3 is horrible and tedious and has no themes or ideas outside of “Shenmue Video Game.”
Here’s where we were probably more eloquent about my points.
I have played Shenmue like over 10 times and always stop 20 minutes in because I have a habit of highlighting all dialogue options in a video game before choosing one. But Shenmue assigns options to d-pad directions and automatically chooses one when you press its direction. I always forget this and have fed the cat the wrong food every single time, which makes me want to restart. But that happens so far into the beginning portions of the game that I always lose motivation to replay the beginning until months or years later. Where I forget about that whole problem and just do it again.
I guess one advantage of this is that I always imagine Shenmue as being super cool and I will never have to face reality.
I agree with Rudie that the themes are great, but standby my complaint of too much filler. If like a third was cut out, I think it would have been a way WAY better game.
Having said that, I did play through the whole game.

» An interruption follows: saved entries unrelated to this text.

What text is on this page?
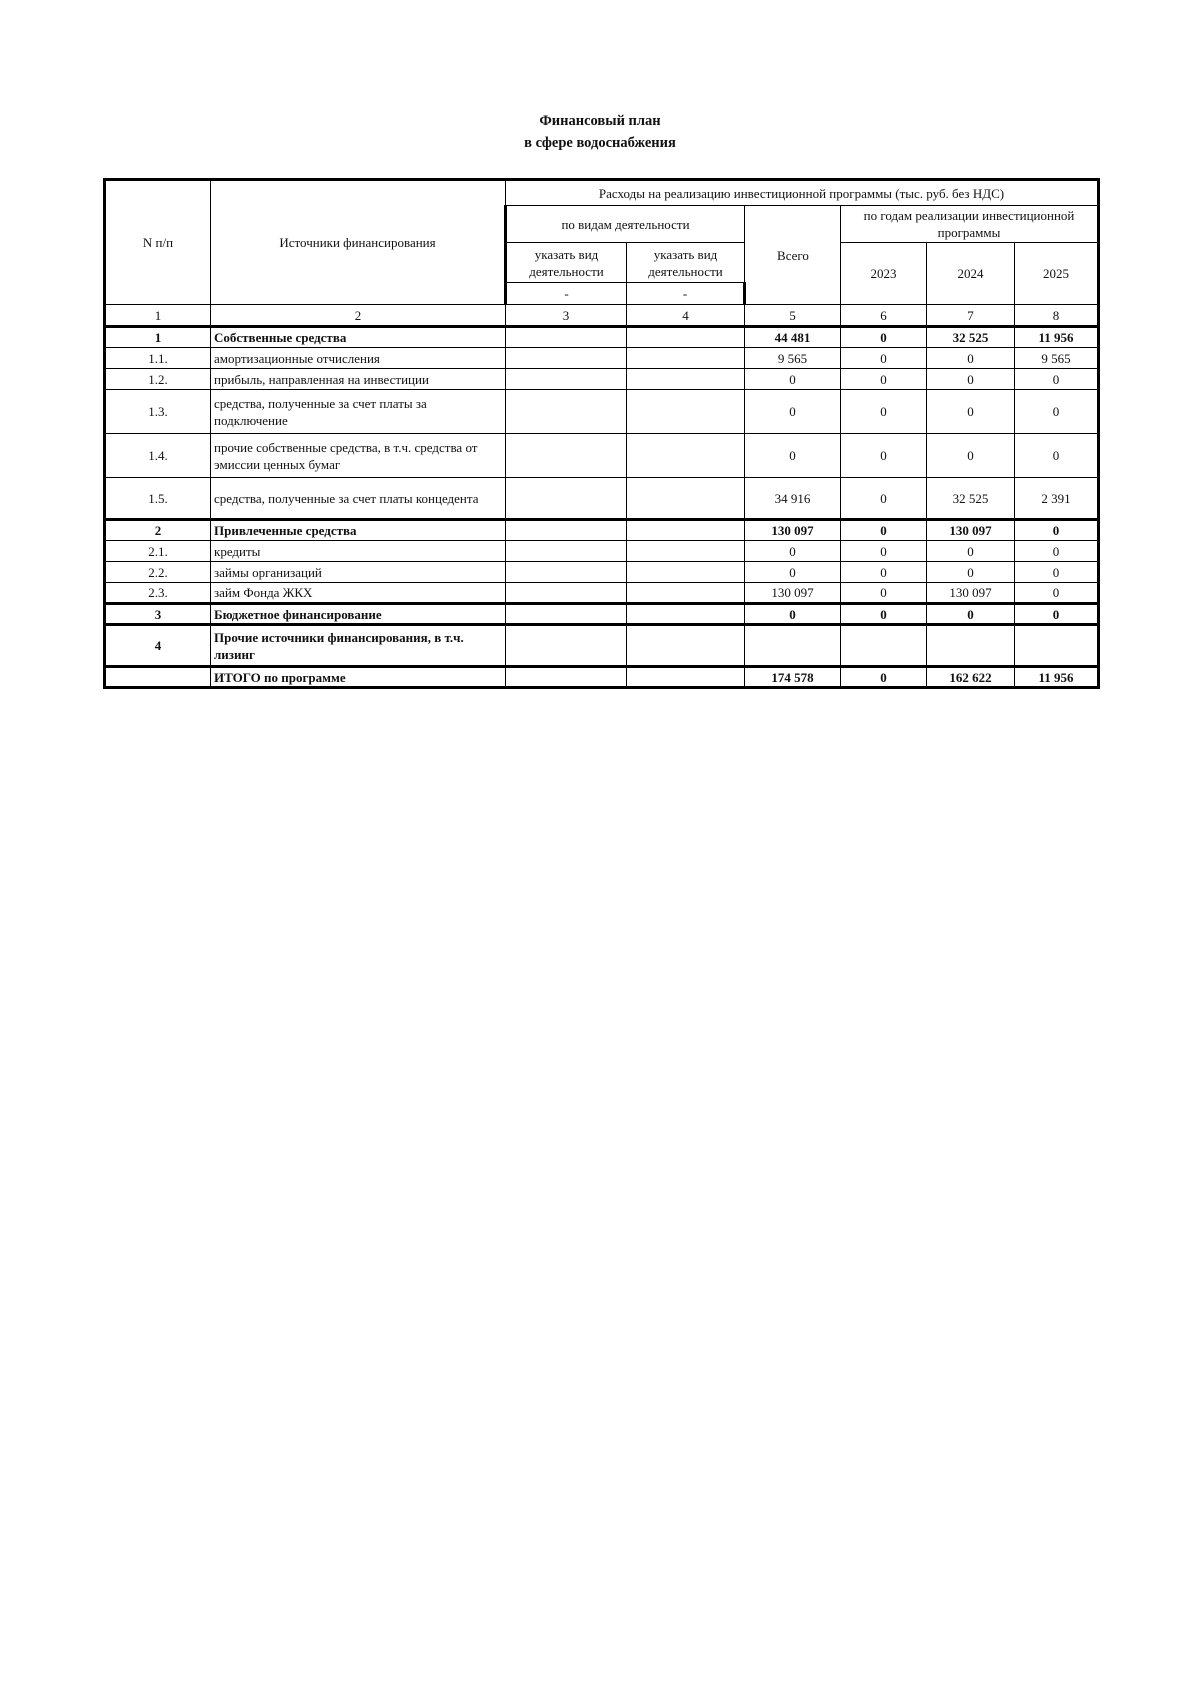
Финансовый план
в сфере водоснабжения
N п/п	Источники финансирования	Расходы на реализацию инвестиционной программы (тыс. руб. без НДС)					
		по видам деятельности		Всего	по годам реализации инвестиционной программы		
		указать вид деятельности	указать вид деятельности		2023	2024	2025
		-	-				

1	2	3	4	5	6	7	8
1	Собственные средства			44 481	0	32 525	11 956
1.1.	амортизационные отчисления			9 565	0	0	9 565
1.2.	прибыль, направленная на инвестиции			0	0	0	0
1.3.	средства, полученные за счет платы за подключение			0	0	0	0
1.4.	прочие собственные средства, в т.ч. средства от эмиссии ценных бумаг			0	0	0	0
1.5.	средства, полученные за счет платы концедента			34 916	0	32 525	2 391
2	Привлеченные средства			130 097	0	130 097	0
2.1.	кредиты			0	0	0	0
2.2.	займы организаций			0	0	0	0
2.3.	займ Фонда ЖКХ			130 097	0	130 097	0
3	Бюджетное финансирование			0	0	0	0
4	Прочие источники финансирования, в т.ч. лизинг						
	ИТОГО по программе			174 578	0	162 622	11 956
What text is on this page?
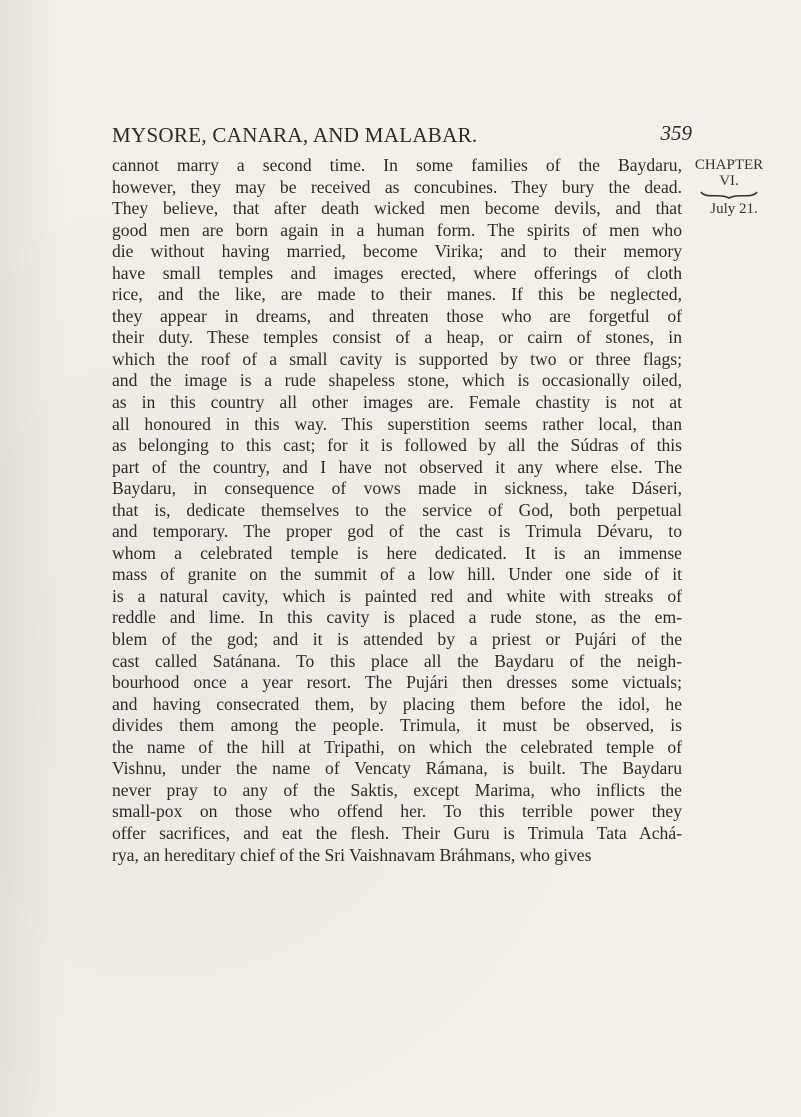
MYSORE, CANARA, AND MALABAR.	359
CHAPTER
VI.
July 21.
cannot marry a second time. In some families of the Baydaru,
however, they may be received as concubines. They bury the dead.
They believe, that after death wicked men become devils, and that
good men are born again in a human form. The spirits of men who
die without having married, become Virika; and to their memory
have small temples and images erected, where offerings of cloth
rice, and the like, are made to their manes. If this be neglected,
they appear in dreams, and threaten those who are forgetful of
their duty. These temples consist of a heap, or cairn of stones, in
which the roof of a small cavity is supported by two or three flags;
and the image is a rude shapeless stone, which is occasionally oiled,
as in this country all other images are. Female chastity is not at
all honoured in this way. This superstition seems rather local, than
as belonging to this cast; for it is followed by all the Súdras of this
part of the country, and I have not observed it any where else. The
Baydaru, in consequence of vows made in sickness, take Dáseri,
that is, dedicate themselves to the service of God, both perpetual
and temporary. The proper god of the cast is Trimula Dévaru, to
whom a celebrated temple is here dedicated. It is an immense
mass of granite on the summit of a low hill. Under one side of it
is a natural cavity, which is painted red and white with streaks of
reddle and lime. In this cavity is placed a rude stone, as the em-
blem of the god; and it is attended by a priest or Pujári of the
cast called Satánana. To this place all the Baydaru of the neigh-
bourhood once a year resort. The Pujári then dresses some victuals;
and having consecrated them, by placing them before the idol, he
divides them among the people. Trimula, it must be observed, is
the name of the hill at Tripathi, on which the celebrated temple of
Vishnu, under the name of Vencaty Rámana, is built. The Baydaru
never pray to any of the Saktis, except Marima, who inflicts the
small-pox on those who offend her. To this terrible power they
offer sacrifices, and eat the flesh. Their Guru is Trimula Tata Achá-
rya, an hereditary chief of the Sri Vaishnavam Bráhmans, who gives
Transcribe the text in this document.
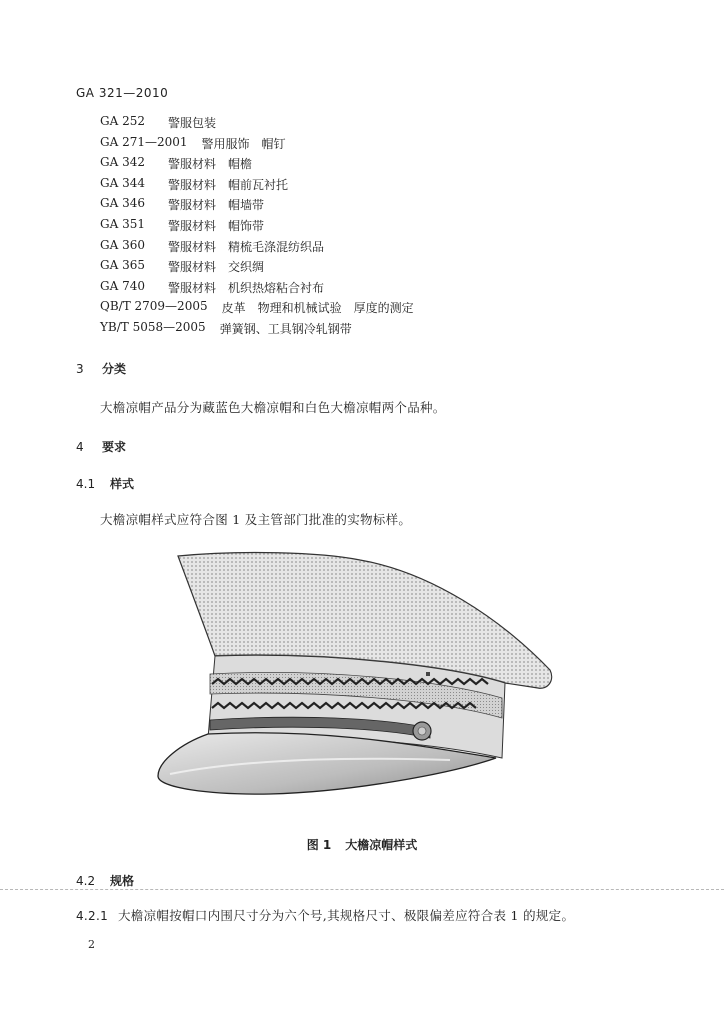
GA 321—2010
GA 252	警服包装
GA 271—2001 警用服饰　帽钉
GA 342	警服材料　帽檐
GA 344	警服材料　帽前瓦衬托
GA 346	警服材料　帽墙带
GA 351	警服材料　帽饰带
GA 360	警服材料　精梳毛涤混纺织品
GA 365	警服材料　交织绸
GA 740	警服材料　机织热熔粘合衬布
QB/T 2709—2005 皮革　物理和机械试验　厚度的测定
YB/T 5058—2005 弹簧钢、工具钢冷轧钢带
3 分类
大檐凉帽产品分为藏蓝色大檐凉帽和白色大檐凉帽两个品种。
4 要求
4.1 样式
大檐凉帽样式应符合图 1 及主管部门批准的实物标样。
图 1 大檐凉帽样式
4.2 规格
4.2.1 大檐凉帽按帽口内围尺寸分为六个号,其规格尺寸、极限偏差应符合表 1 的规定。
2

I played Shenmue for the first time (well beyond the first 45 minutes of it shortly after release) early last year and… it depends on what you want from it/games in general? In terms of small “micro level” touches it still offers stuff and a level of detail that most games since still can’t approach. In terms of all the macro “how does it actually work/play” stuff… it was likely rough then and even rougher now. The combat is fairly mediocre (just learn the one move that works and abuse it), the quest design is as basic as can be, probably the most well realized part of the gameplay portion of the game is the forklift driving which… well that its own topic. The story does have its positive points that I’d defer to others on but there is a lot of waiting around killing time in a world that doesn’t really offer a ton to options to kill said time with (definitely practice your fighting technique daily, but that and messing around in the arcade is most of what you can do beyond picking up stuff to look at).
I was cool with putting the time into it but I am also cool with checking stuff out as an oddball curiosity. I think you’d have to do the personal math on if the parts of it that work are worth putting up with the stuff that leaves one wanting.